00:35Let's speak to Nick Holdsworth, France 24's correspondent in Berlin.
00:39Nick, just lay out for us what exactly the lawmakers agreed to.
00:45They've agreed to a combined package, indeed around 5 billion euros for defence, for the
00:52rearmament that Europe must undergo now in the face of Russian aggression on its eastern
00:59borders and the lack of American support in the last couple of months since Trump was
01:08inaugurated as 47th president in the USA.
01:13The package is a little bit wider than that, there's 500 billion also for infrastructure
01:18projects, 100 billion of which will be for combating climate change and for economic
01:24reforms.
01:25That was the cost of the support of the Green Party in this vote and it has indeed been
01:33quite a controversial measure.
01:34Some people welcoming this influx of money through borrowing that will come into the
01:40German economy and others saying this is a dangerous experiment with Germany's long-standing
01:47tradition of keeping debts within a very small limit of total GDP.
01:52The move was condemned by the AfD, the Alternative for Deutschland, the far right-wing party,
01:59with its leader Alice Weidel walking out in disgust with a very obvious look of disgust
02:05on her face from that debate today.
02:07And the importance of this debate and this vote today was that it was getting these difficult
02:13measures through in the current parliament where Friedrich Merz could muster the required
02:19two-thirds majority because that won't be the same in the next parliament which convenes
02:24in just a week's time.
02:25It's going to be a smaller parliament, about 100 seats smaller, so about 630 seats versus
02:30today's 736, and the majority won't be there because the large number of people who voted
02:38for the AfD, that will be the second-place party, quite a large contingent of the far
02:42left Die Linke party, and it would be virtually impossible to get these measures through
02:47in just one week's time.
02:49The measures do need to be ratified by the Bundesrat on Friday, that's the upper house,
02:55and that's likely to go ahead without any further controversy.
02:59Well Nick, we have been hearing some reaction.
03:01We've had President Macron speaking just a little earlier describing the vote as good
03:06news.
03:07Talk to us about the other bits of reaction that have been coming in.

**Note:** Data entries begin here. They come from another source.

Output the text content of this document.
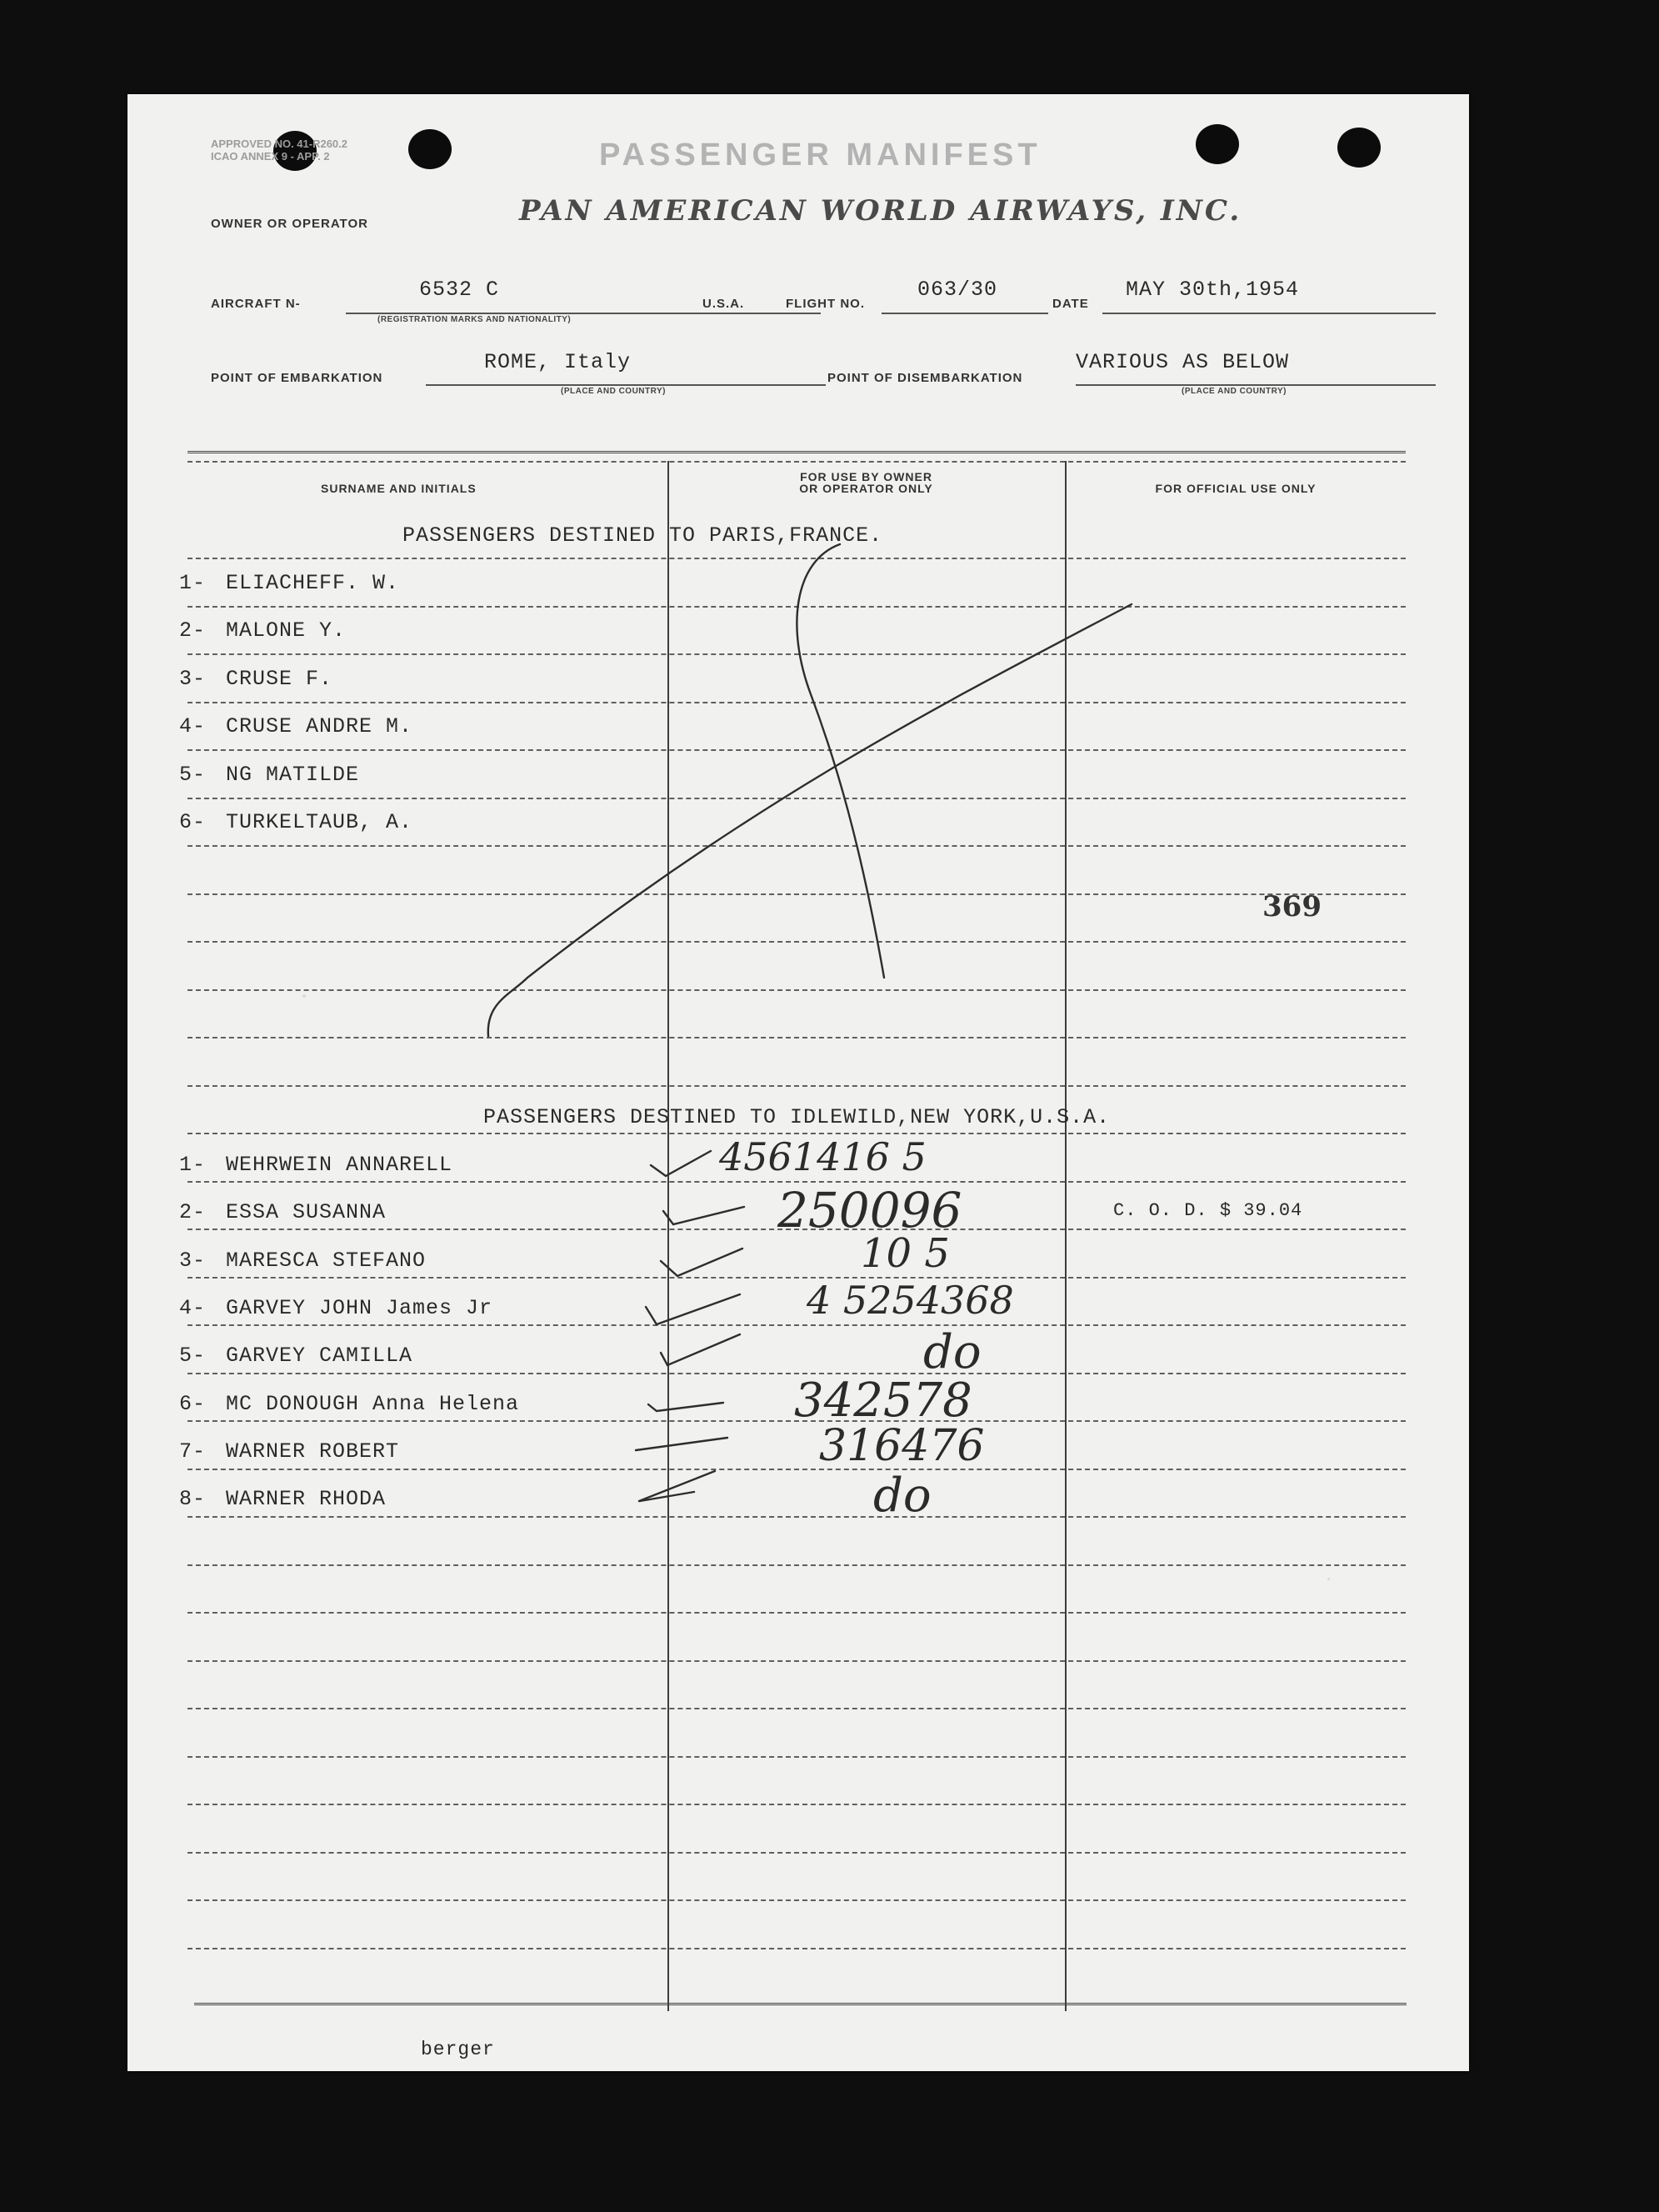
APPROVED NO. 41-R260.2
ICAO ANNEX 9 - APP. 2	PASSENGER MANIFEST
OWNER OR OPERATOR	PAN AMERICAN WORLD AIRWAYS, INC.
AIRCRAFT N-
6532 C
(REGISTRATION MARKS AND NATIONALITY)
U.S.A.	FLIGHT NO.
063/30
DATE
MAY 30th,1954
POINT OF EMBARKATION
ROME, Italy
(PLACE AND COUNTRY)
POINT OF DISEMBARKATION
VARIOUS AS BELOW
(PLACE AND COUNTRY)
SURNAME AND INITIALS
FOR USE BY OWNER
OR OPERATOR ONLY	FOR OFFICIAL USE ONLY
PASSENGERS DESTINED TO PARIS,FRANCE.
1- ELIACHEFF. W.
2- MALONE Y.
3- CRUSE F.
4- CRUSE ANDRE M.
5- NG MATILDE
6- TURKELTAUB, A.
369
PASSENGERS DESTINED TO IDLEWILD,NEW YORK,U.S.A.
1- WEHRWEIN ANNARELL	4561416 5
2- ESSA SUSANNA	250096	C. O. D. $ 39.04
3- MARESCA STEFANO	10 5
4- GARVEY JOHN James Jr	4 5254368
5- GARVEY CAMILLA	do
6- MC DONOUGH Anna Helena	342578
7- WARNER ROBERT	316476
8- WARNER RHODA	do
berger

03:10There's been a very positive reaction for the markets.
03:15Indeed before today's vote, the German stock exchanges had come up a little bit after some
03:22of the battering that stock markets around the world have had since President Trump started
03:27his trade war a few weeks ago, and indeed the euro is at a five-month high today, so
03:33clearly the markets see this as good news.
03:35The German economy has been in recession for the last couple of years, and the influence
03:39of money will basically give a Keynesian boost to the German economy, which should
03:46help assuage some of the fears of people in this country for lifting that debt break.
03:52Some of the commentators have been saying, well the debt break might have made sense
03:54in 2008 when Angela Merkel instituted it in the face of the then economic downfall across
04:03the world, but in today's fast-moving economic and fast-moving geopolitical situation, having
04:09such a curb on government borrowing does not make sense.
04:13So it's likely, if the markets are right, that Merz will find himself a winner on something
04:18which was a very controversial vote for Germany.
04:21Nick, thank you so much for bringing us up to speed there.
04:25Nick Holdsworth reporting live from Berlin.